The Camden Community Law Centre in Prince of Wales Road, Kentish Town, was told last month by the Legal Services Commission (LSC) that they will lose a minimum 25 per cent of their income and no longer be able to offer free advice on housing, benefits and debt.
Under new LSC criteria, solicitors have their work audited before legal aid is distributed among providers. It means some have lost funding as budgets have been squeezed by central government.
Now lawyers including Sir Geoffrey Bindman, who established the centre in 1973, have spoken of their fears that the changes will hit the borough’s most vulnerable people.
Sir Geoffrey told the New Journal: “It is a disaster for the law centre and for people living in Camden.”
As a solicitor and Labour councillor in the early 1970s, Sir Geoffrey, whose firm is based in Gray’s Inn Road, recognised the need for free legal advice.

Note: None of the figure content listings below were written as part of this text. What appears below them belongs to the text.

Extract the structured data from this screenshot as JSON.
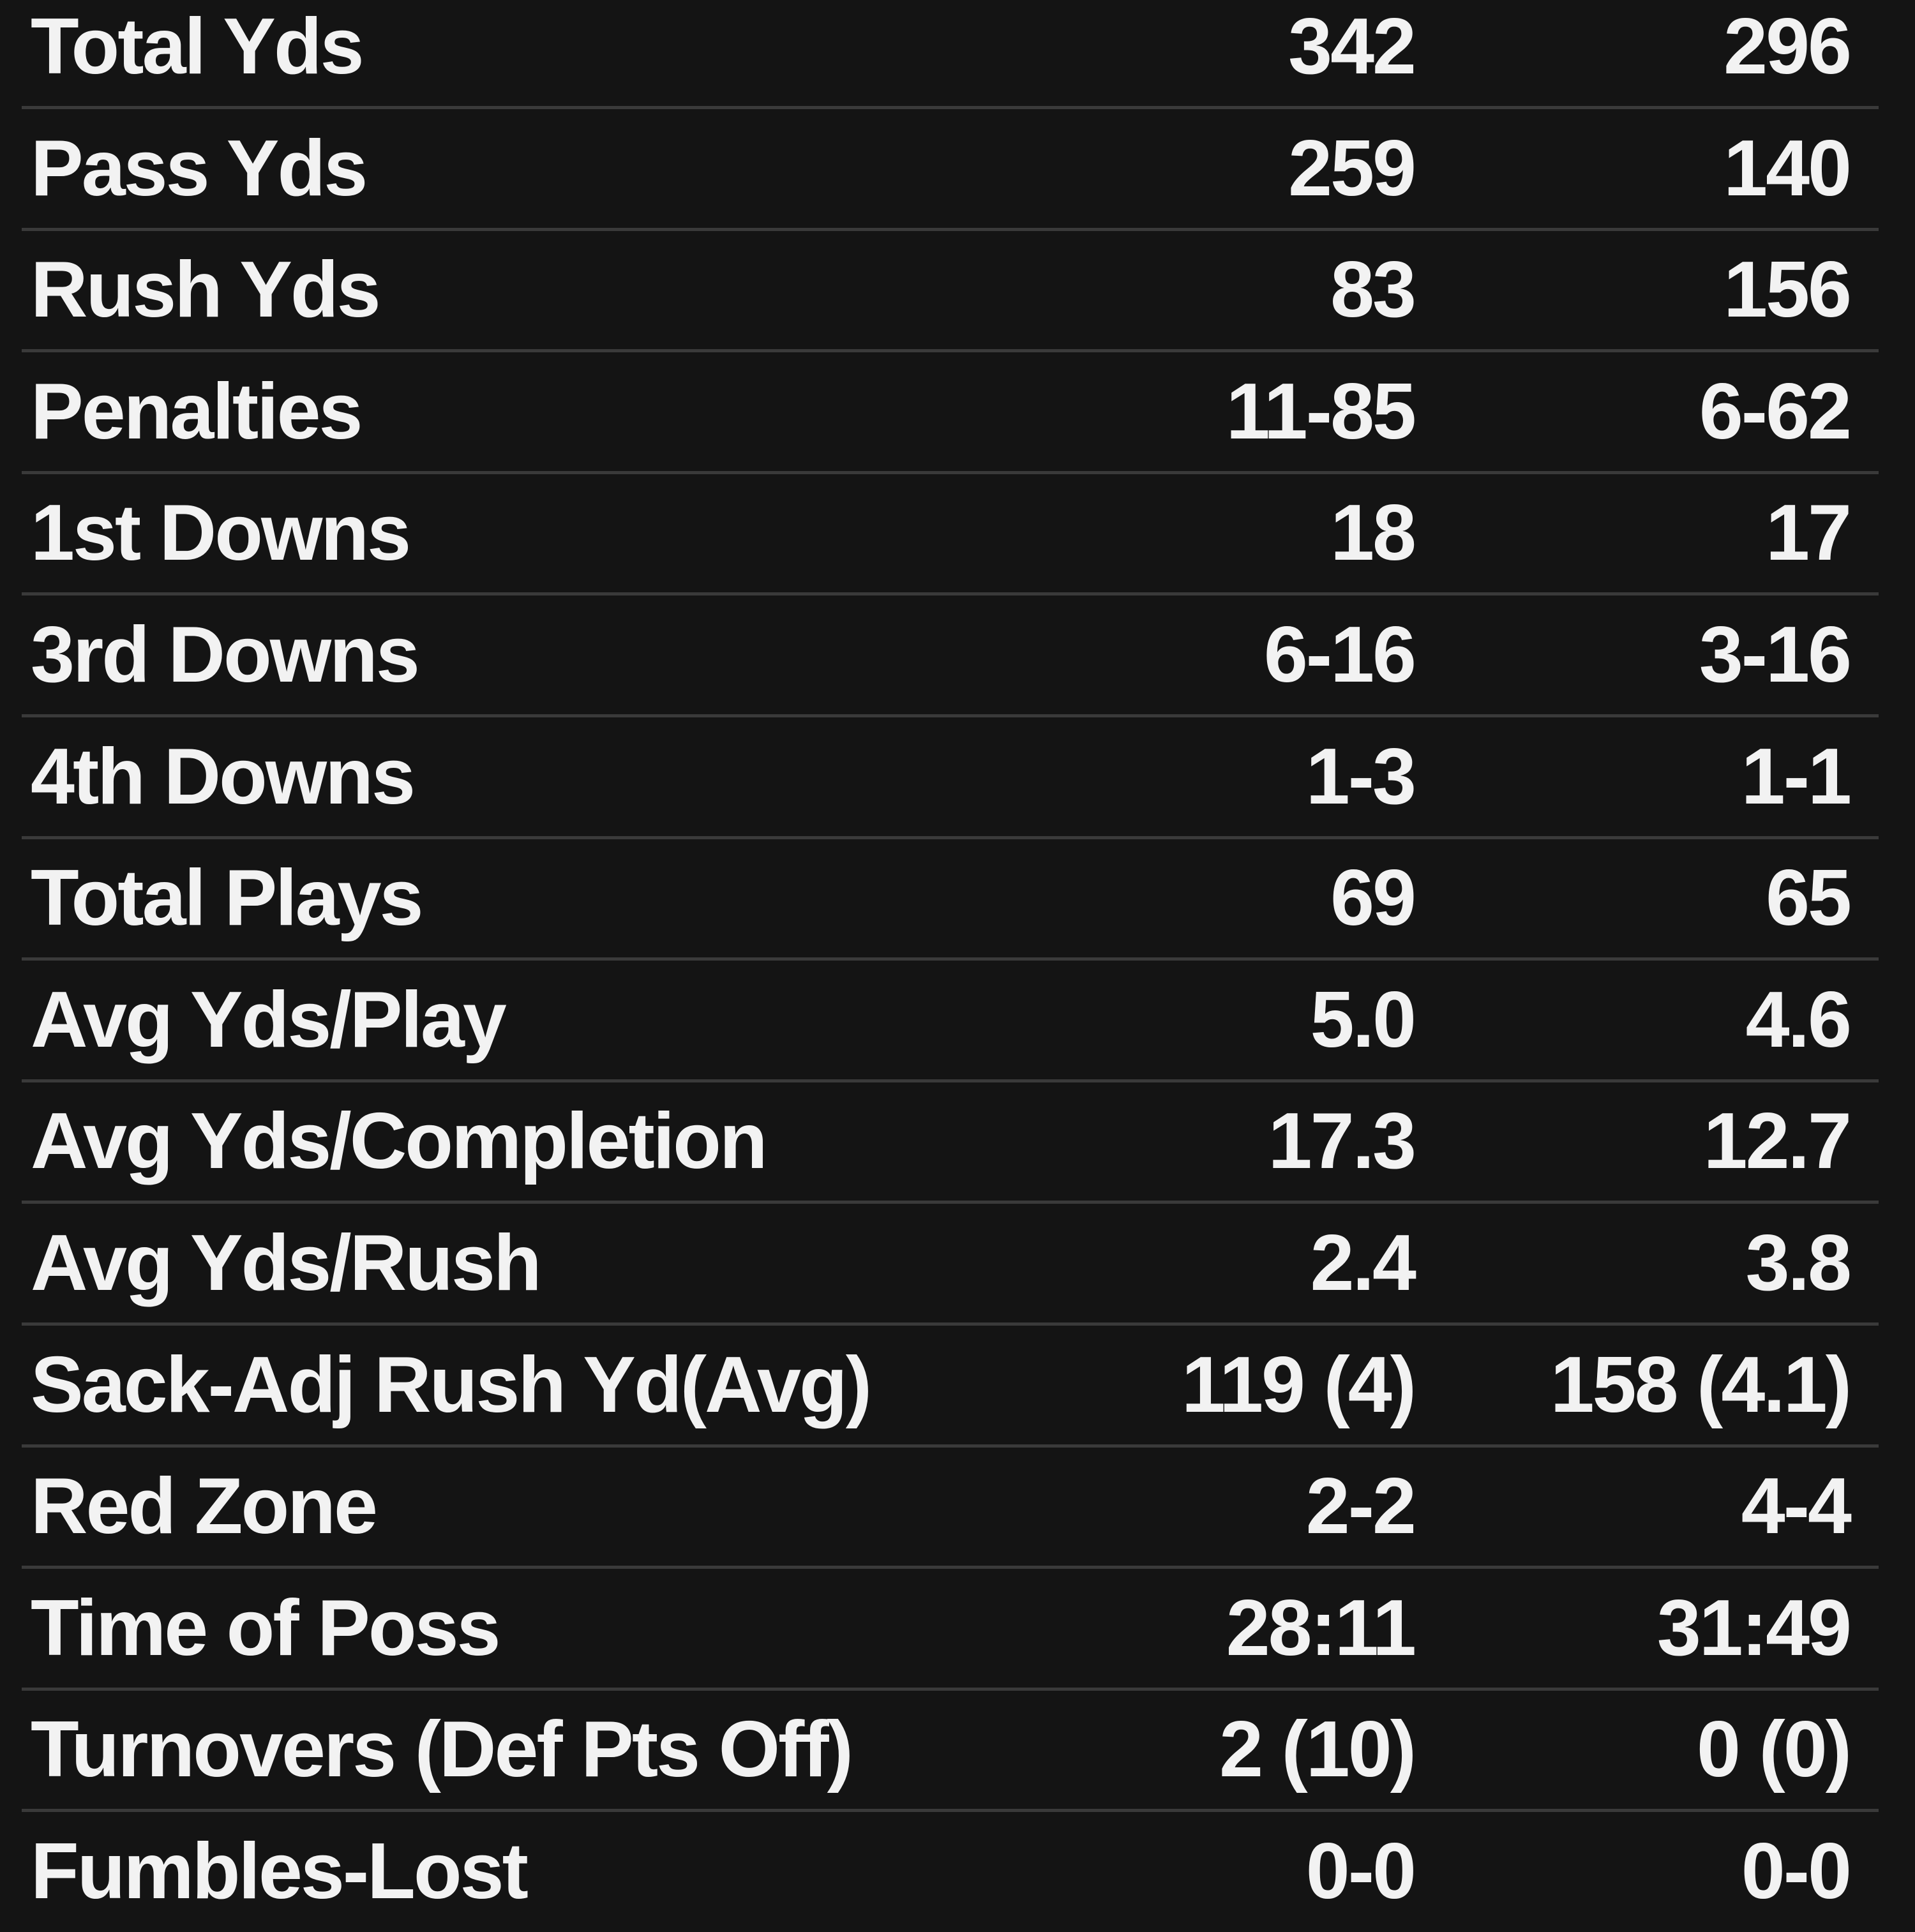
{
  "table": {
    "rows": [
      [
        "Total Yds",
        "342",
        "296"
      ],
      [
        "Pass Yds",
        "259",
        "140"
      ],
      [
        "Rush Yds",
        "83",
        "156"
      ],
      [
        "Penalties",
        "11-85",
        "6-62"
      ],
      [
        "1st Downs",
        "18",
        "17"
      ],
      [
        "3rd Downs",
        "6-16",
        "3-16"
      ],
      [
        "4th Downs",
        "1-3",
        "1-1"
      ],
      [
        "Total Plays",
        "69",
        "65"
      ],
      [
        "Avg Yds/Play",
        "5.0",
        "4.6"
      ],
      [
        "Avg Yds/Completion",
        "17.3",
        "12.7"
      ],
      [
        "Avg Yds/Rush",
        "2.4",
        "3.8"
      ],
      [
        "Sack-Adj Rush Yd(Avg)",
        "119 (4)",
        "158 (4.1)"
      ],
      [
        "Red Zone",
        "2-2",
        "4-4"
      ],
      [
        "Time of Poss",
        "28:11",
        "31:49"
      ],
      [
        "Turnovers (Def Pts Off)",
        "2 (10)",
        "0 (0)"
      ],
      [
        "Fumbles-Lost",
        "0-0",
        "0-0"
      ]
    ]
  }
}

He said: “If anything, the need has become greater today for the services they provide. People with housing problems and social welfare problems will have nowhere else to go to get legal advice.
“There are all sorts of problems people are going to have because of these changes.
“They will not know what they are entitled to.”
Sir Geoffrey said that government changes to social and welfare policy and swingeing spending cuts elsewhere would mean advice was needed more than ever. And his views were echoed by housing solicitor Robert Latham.
“The simplistic tick-box exercise adopted by the LSC in awarding contracts for the provision of legal services has resulted in outcomes which are utterly absurd and wholly irrational,” said Mr Latham.
“Camden Law Centre has provided a vital community resource since 1973.
“No one has questioned the quality of the service that it provides. Indeed the LSC have awarded the Law Centre contracts for immigration, employment and public law.
“The decision is a nonsense as the Law Centre receives more than half its funding from the council.
“It is therefore able to provide a much more extensive service for those needing advice on housing, welfare benefits and debt.
“To withdraw part of its funding further prevents the Law Centre from providing a one-stop shop to clients facing a cluster of problems.
“If the LSC does not reverse this decision on appeal, it is likely to be overturned by the courts.”
A spokesman for the Legal Services Commission said: “Each of the tenders was carried out openly and transparently. This was not a price-based tender.
“The focus throughout has been on obtaining quality assured advice where clients need it.”
No date has been set for the outcome of the centre’s appeal against the cuts.